Birgit and Tom were gone before I woke up the next morning. They were off to Titusville to meet some friends and watch a SpaceX launch. The launch got canceled, but they still had a good time with friends at the beach. We said our “see you down the road” (we don’t say “goodbye” in this life because somehow we always seem to meet again) the night before, and our convoy was officially at an end. It was great to travel with them (and Amy) again, and I felt much better knowing they had my back if my van trouble got worse before getting here. Leg 1 of the Big Loop is officially complete.

Yesterday was consumed by getting my “new” iPhone 13 Pro up and running. My 11 Pro has served me well, but the power port has developed a flaky connection over the past few months due to heavy use. Last week I accidentally crushed it in a cabinet door, cracking the screen. By Verizon’s standards, I was already overdue for an upgrade, so I’d ordered a replacement to be shipped to me in Lakeland. The 14 Pro costs a lot more and isn’t that much better than the 13 Pro, which will give me 5G service that the 11 Pro doesn’t have. While the 14’s ability to send an SOS by satellite could definitely be useful in this life, I could set up Starlink to do that if I find myself in that situation. I don’t ride my motorcycle off the beaten path far enough anymore for it to be useful there.

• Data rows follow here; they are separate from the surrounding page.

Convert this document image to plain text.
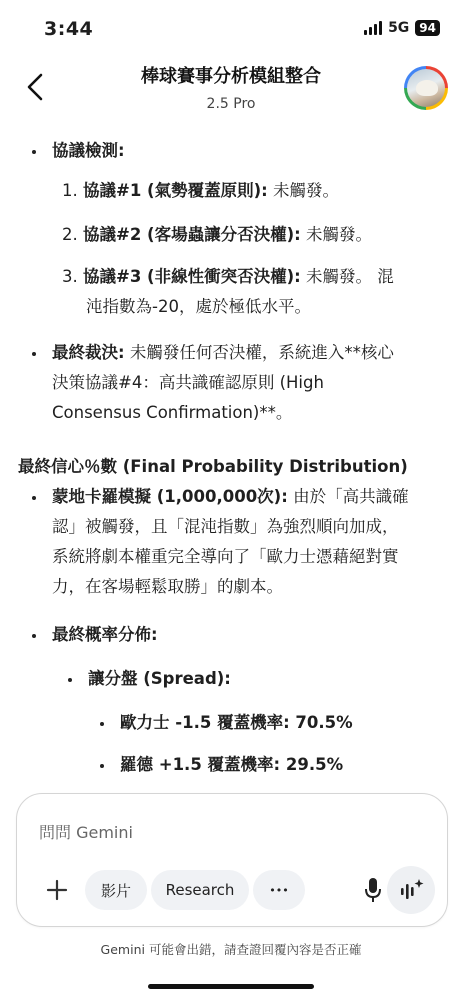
3:44	5G 94
棒球賽事分析模組整合
2.5 Pro
協議檢測:
1. 協議#1 (氣勢覆蓋原則): 未觸發。
2. 協議#2 (客場蟲讓分否決權): 未觸發。
3. 協議#3 (非線性衝突否決權): 未觸發。 混
沌指數為-20，處於極低水平。
最終裁決: 未觸發任何否決權，系統進入**核心
決策協議#4：高共識確認原則 (High
Consensus Confirmation)**。
最終信心％數 (Final Probability Distribution)
蒙地卡羅模擬 (1,000,000次): 由於「高共識確
認」被觸發，且「混沌指數」為強烈順向加成，
系統將劇本權重完全導向了「歐力士憑藉絕對實
力，在客場輕鬆取勝」的劇本。
最終概率分佈:
讓分盤 (Spread):
歐力士 -1.5 覆蓋機率: 70.5%
羅德 +1.5 覆蓋機率: 29.5%
問問 Gemini
影片	Research	•••
Gemini 可能會出錯，請查證回覆內容是否正確
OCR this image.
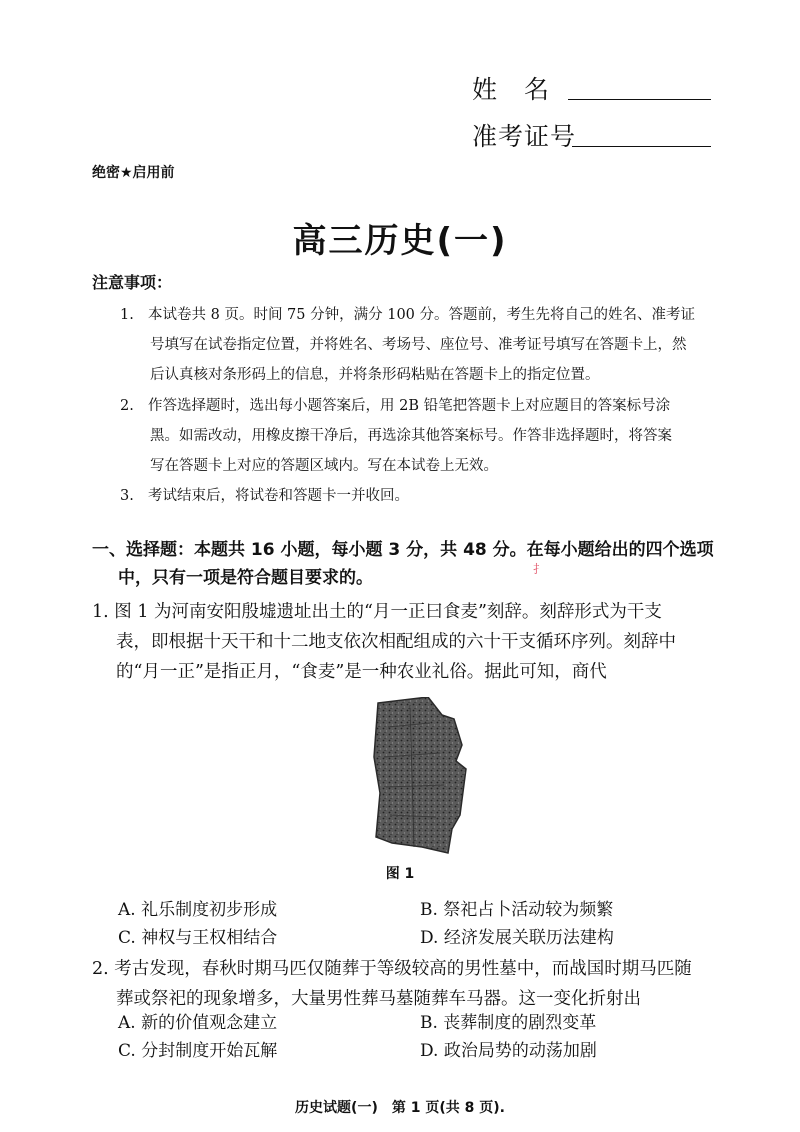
姓　名
准考证号
绝密★启用前
高三历史(一)
注意事项：
1. 本试卷共 8 页。时间 75 分钟，满分 100 分。答题前，考生先将自己的姓名、准考证
号填写在试卷指定位置，并将姓名、考场号、座位号、准考证号填写在答题卡上，然
后认真核对条形码上的信息，并将条形码粘贴在答题卡上的指定位置。
2. 作答选择题时，选出每小题答案后，用 2B 铅笔把答题卡上对应题目的答案标号涂
黑。如需改动，用橡皮擦干净后，再选涂其他答案标号。作答非选择题时，将答案
写在答题卡上对应的答题区域内。写在本试卷上无效。
3. 考试结束后，将试卷和答题卡一并收回。
一、选择题：本题共 16 小题，每小题 3 分，共 48 分。在每小题给出的四个选项
中，只有一项是符合题目要求的。	扌
1. 图 1 为河南安阳殷墟遗址出土的“月一正曰食麦”刻辞。刻辞形式为干支
表，即根据十天干和十二地支依次相配组成的六十干支循环序列。刻辞中
的“月一正”是指正月，“食麦”是一种农业礼俗。据此可知，商代
图 1
A. 礼乐制度初步形成	B. 祭祀占卜活动较为频繁
C. 神权与王权相结合	D. 经济发展关联历法建构
2. 考古发现，春秋时期马匹仅随葬于等级较高的男性墓中，而战国时期马匹随
葬或祭祀的现象增多，大量男性葬马墓随葬车马器。这一变化折射出
A. 新的价值观念建立	B. 丧葬制度的剧烈变革
C. 分封制度开始瓦解	D. 政治局势的动荡加剧
历史试题(一)　第 1 页(共 8 页).
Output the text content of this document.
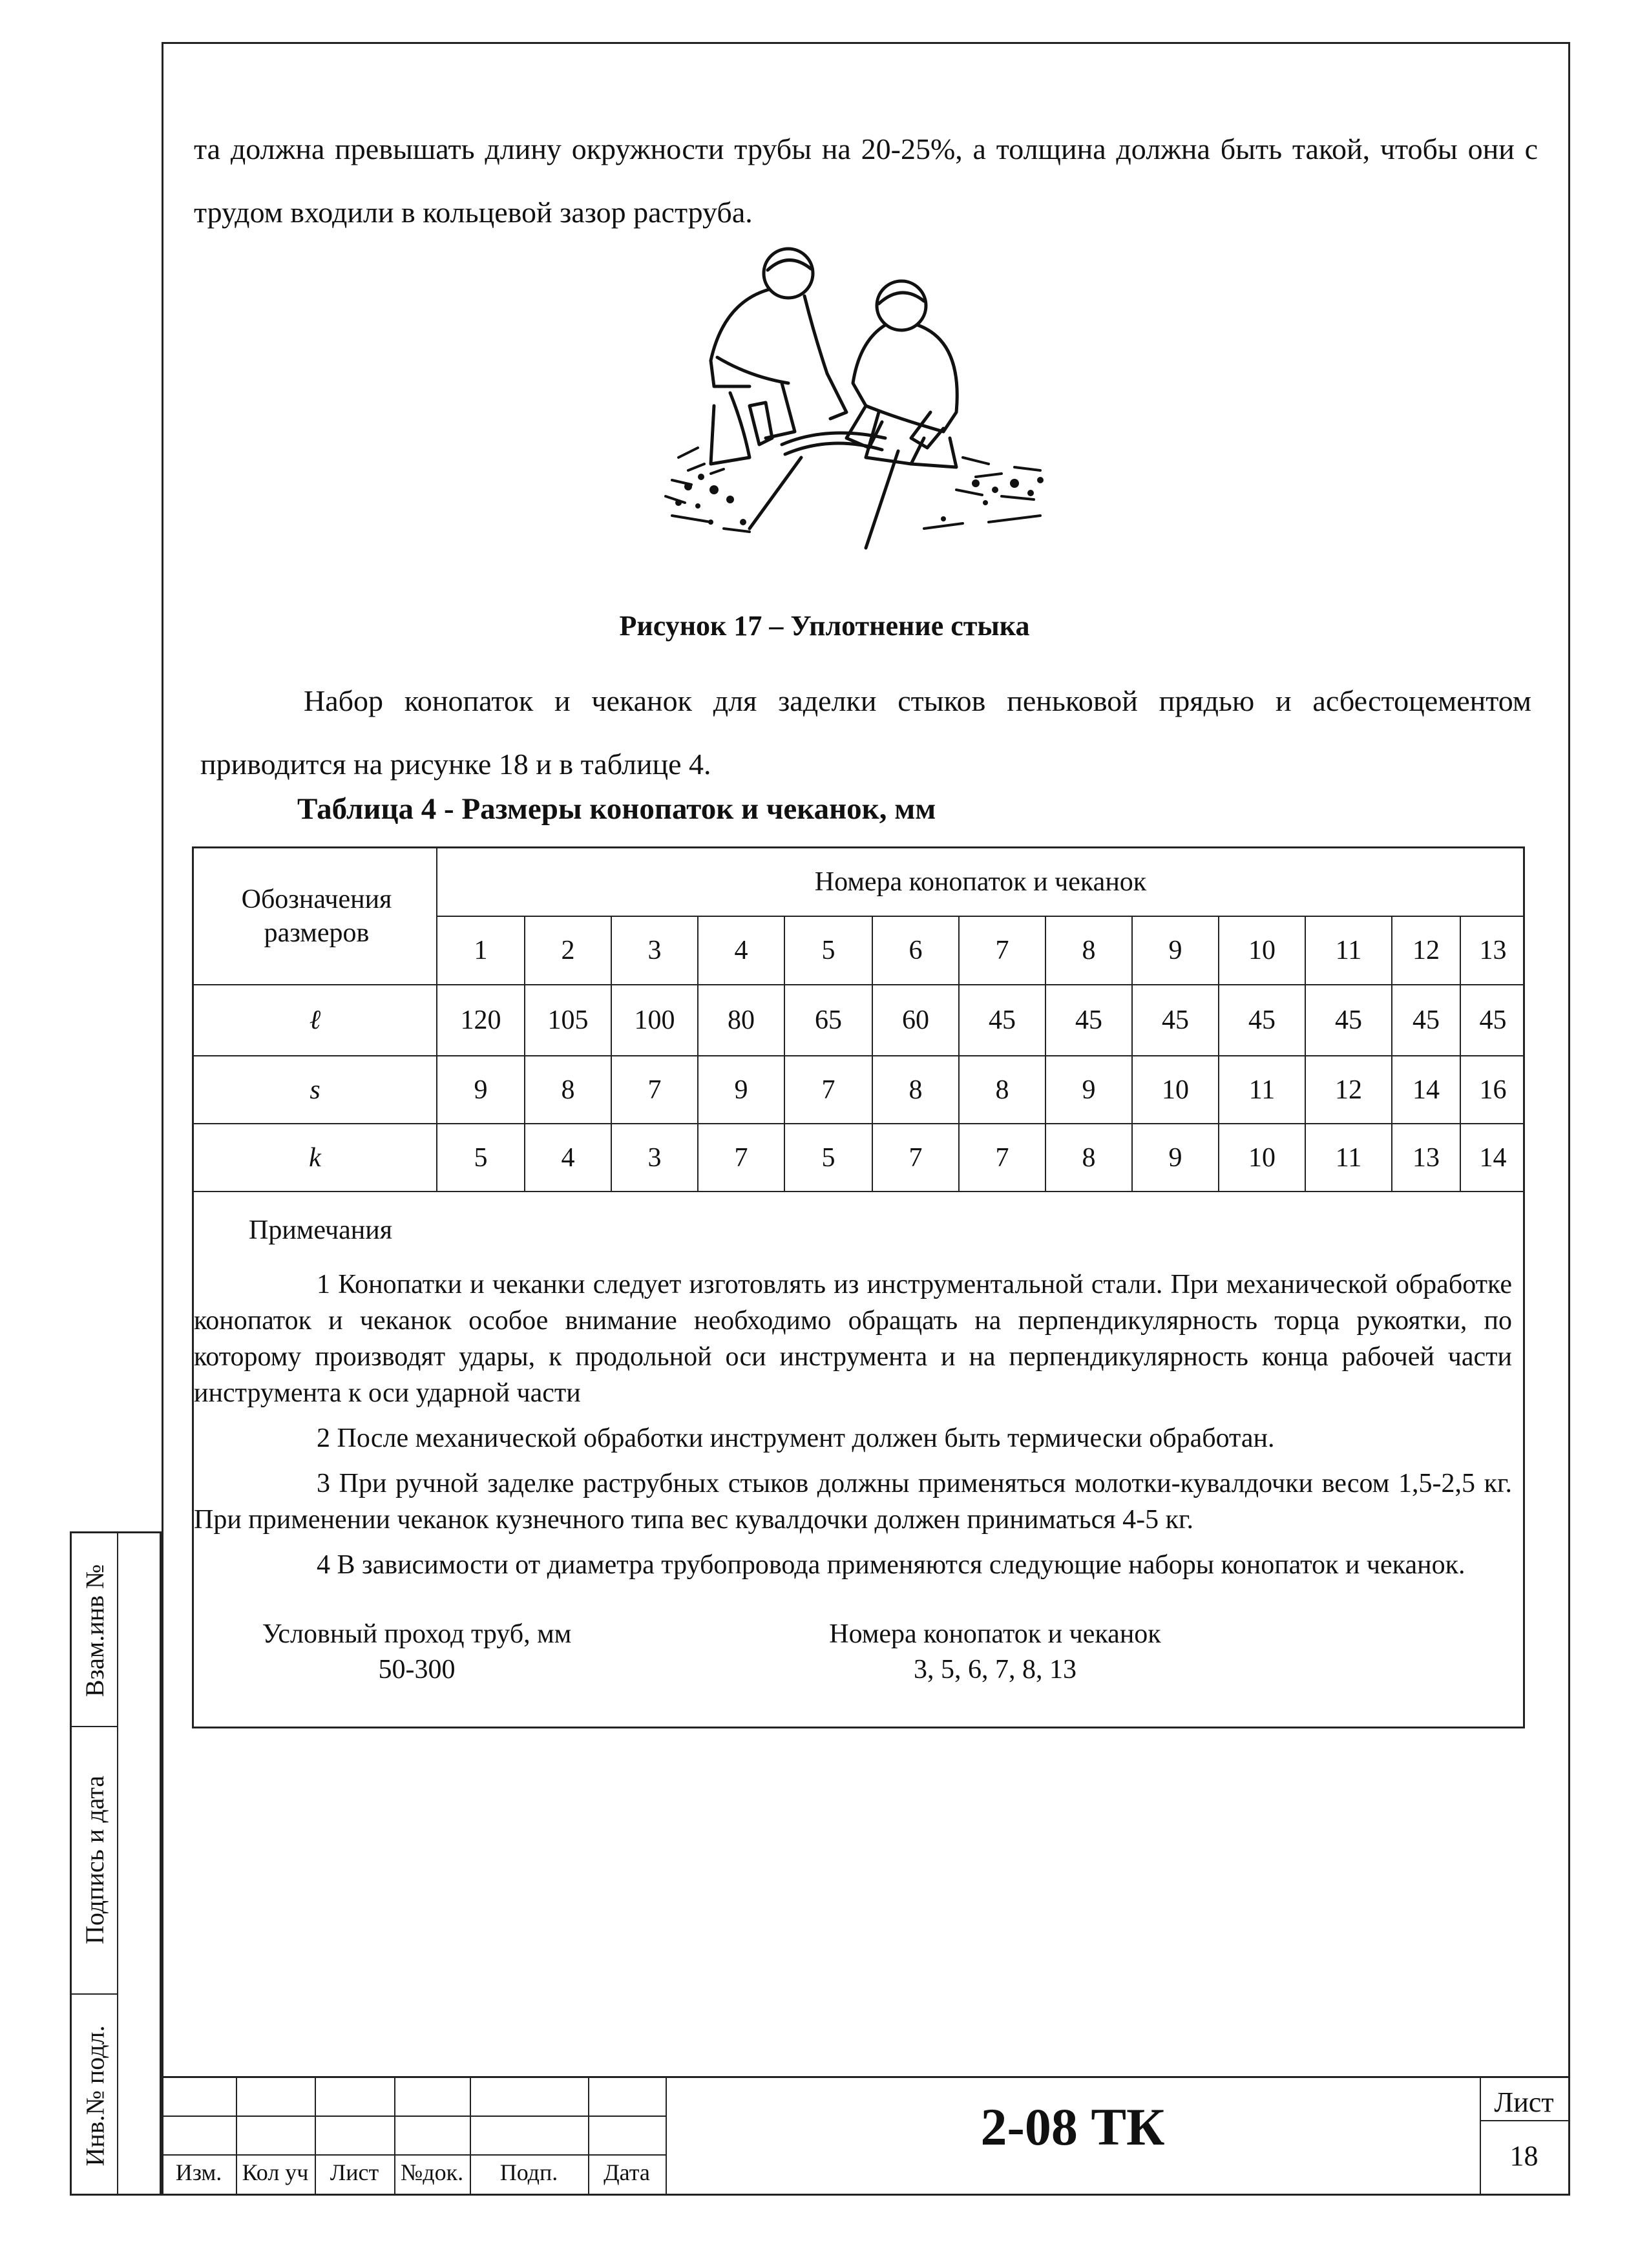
та должна превышать длину окружности трубы на 20-25%, а толщина должна быть такой, чтобы они с трудом входили в кольцевой зазор раструба.
Рисунок 17 – Уплотнение стыка
Набор конопаток и чеканок для заделки стыков пеньковой прядью и асбестоцементом приводится на рисунке 18 и в таблице 4.
Таблица 4 - Размеры конопаток и чеканок, мм
Обозначения размеров
Номера конопаток и чеканок
1	2	3	4	5	6	7	8	9	10	11	12	13
ℓ	120	105	100	80	65	60	45	45	45	45	45	45	45
s	9	8	7	9	7	8	8	9	10	11	12	14	16
k	5	4	3	7	5	7	7	8	9	10	11	13	14
Примечания

1 Конопатки и чеканки следует изготовлять из инструментальной стали. При механической обработке конопаток и чеканок особое внимание необходимо обращать на перпендикулярность торца рукоятки, по которому производят удары, к продольной оси инструмента и на перпендикулярность конца рабочей части инструмента к оси ударной части

2 После механической обработки инструмент должен быть термически обработан.

3 При ручной заделке раструбных стыков должны применяться молотки-кувалдочки весом 1,5-2,5 кг. При применении чеканок кузнечного типа вес кувалдочки должен приниматься 4-5 кг.

4 В зависимости от диаметра трубопровода применяются следующие наборы конопаток и чеканок.

Условный проход труб, мм	Номера конопаток и чеканок
50-300	3, 5, 6, 7, 8, 13
Взам.инв №
Подпись и дата
Инв.№ подл.
Изм. Кол уч Лист №док.	Подп.	Дата
Лист
18
2-08 ТК
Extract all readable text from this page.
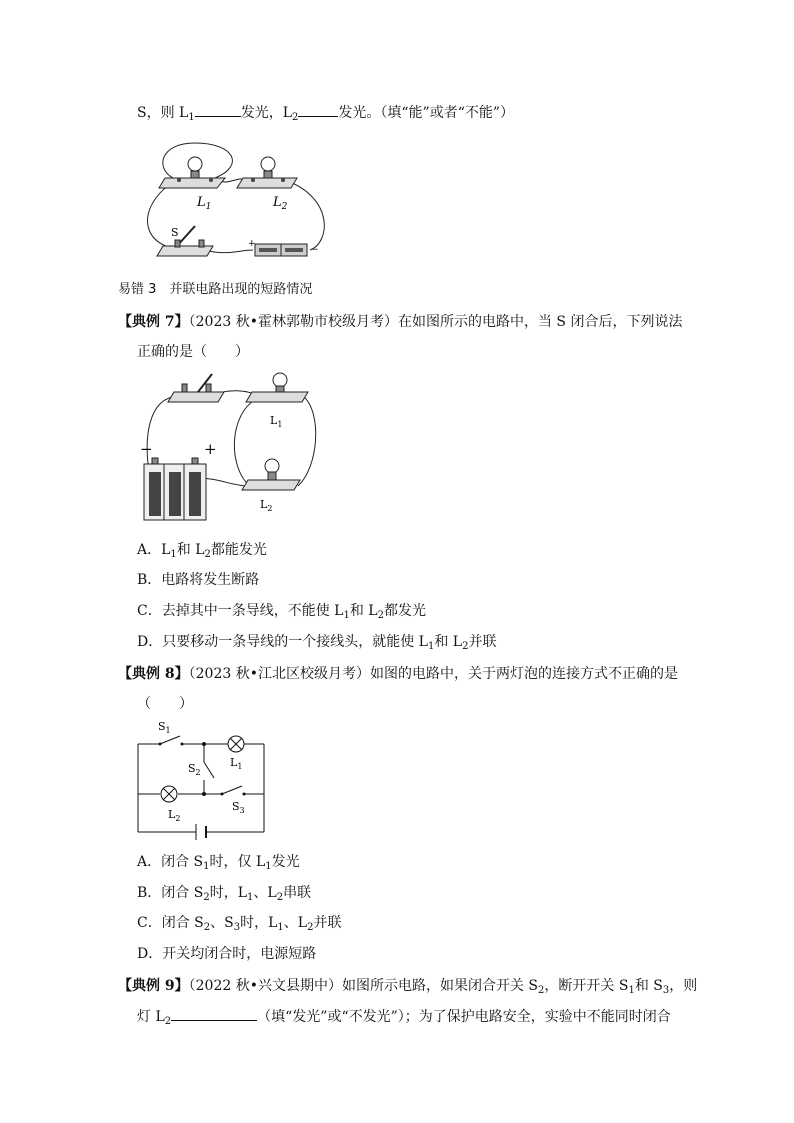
S，则 $L_1$	发光，$L_2$	发光。（填“能”或者“不能”）
$L_1$	$L_2$
S
+
−
易错 3　并联电路出现的短路情况
【典例 7】（2023 秋•霍林郭勒市校级月考）在如图所示的电路中，当 S 闭合后，下列说法
正确的是（　　）
$L_1$
$L_2$
−	+
A．$L_1$和 $L_2$都能发光
B．电路将发生断路
C．去掉其中一条导线，不能使 $L_1$和 $L_2$都发光
D．只要移动一条导线的一个接线头，就能使 $L_1$和 $L_2$并联
【典例 8】（2023 秋•江北区校级月考）如图的电路中，关于两灯泡的连接方式不正确的是
（　　）
$S_1$
$S_2$
$S_3$
$L_1$
$L_2$
A．闭合 $S_1$时，仅 $L_1$发光
B．闭合 $S_2$时，$L_1$、$L_2$串联
C．闭合 $S_2$、$S_3$时，$L_1$、$L_2$并联
D．开关均闭合时，电源短路
【典例 9】（2022 秋•兴文县期中）如图所示电路，如果闭合开关 $S_2$，断开开关 $S_1$和 $S_3$，则
灯 $L_2$	（填“发光”或“不发光”）；为了保护电路安全，实验中不能同时闭合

The process of transferring my data and service took all day. It kept stalling out and not working. After 10 or 20 unsuccessful attempts to transfer my phone number, it miraculously worked for no apparent reason. I don’t understand why it was such a pain, but whatever. It’s done, and it works.

So does my old phone, except of course it no longer has cellular service. It still works great as a camera, and that’s what I intend to use it for from now on. There have been many times when I’ve wanted to take a picture or video, but the phone has been locked into navigation mode and I couldn’t reach it in time. Now I’ll just leave the old phone ready to grab on a moment’s notice to snap a quick shot, then crop and edit it later to make it look pretty. Even better, I can bring it to one of those places that will replace a cracked screen, and leave it to get fixed without giving up my actual phone.

So what about the van? I’ve made two decisions. One is that I’m not going to try to fix it myself. While I’m no longer under time and space constraints to get it done, access is still a big issue, and I don’t want to take a chance at making the problem worse in my attempts to fumble through it on my own and save a few bucks. I’ll return the spark plugs I bought. I’m in a safe place. Lister and I can move into the guest room and I can leave the van at a shop for a day or three without inconveniencing my entire life.

The other decision is that I’m not going to get the van fixed until after the Forgotten Angels campout. That way, there is absolutely zero chance that a “one-day repair” can stretch to multiple days like last time, and leave me without a van to camp in at the event I drove all the way across the country to attend. Especially if this Florida mechanic gets the job.

The event site is exactly 17 miles from my aunt and uncle’s place. The van got me a few hundred miles with this problem, so it can get me there and back. Besides, people I know online will want to see Smokey Da Van, not “Smokey Da Help, I Need To Borrow A Tent Because Da Van Is In Da Shop.” I want to have it all there so people can see how I’ve lived full-time on the road for nearly two years, and counting.

But, I’m definitely getting the van fixed before continuing the Big Loop, or even potentially taking it anywhere else around Florida. I honestly don’t know precisely where I’m going from here, and that’s okay. When I start heading north depends on the weather along the way. I clearly remember running away from 40s and rain in New Hampshire in late April 2021, so I’m in absolutely no hurry to get there.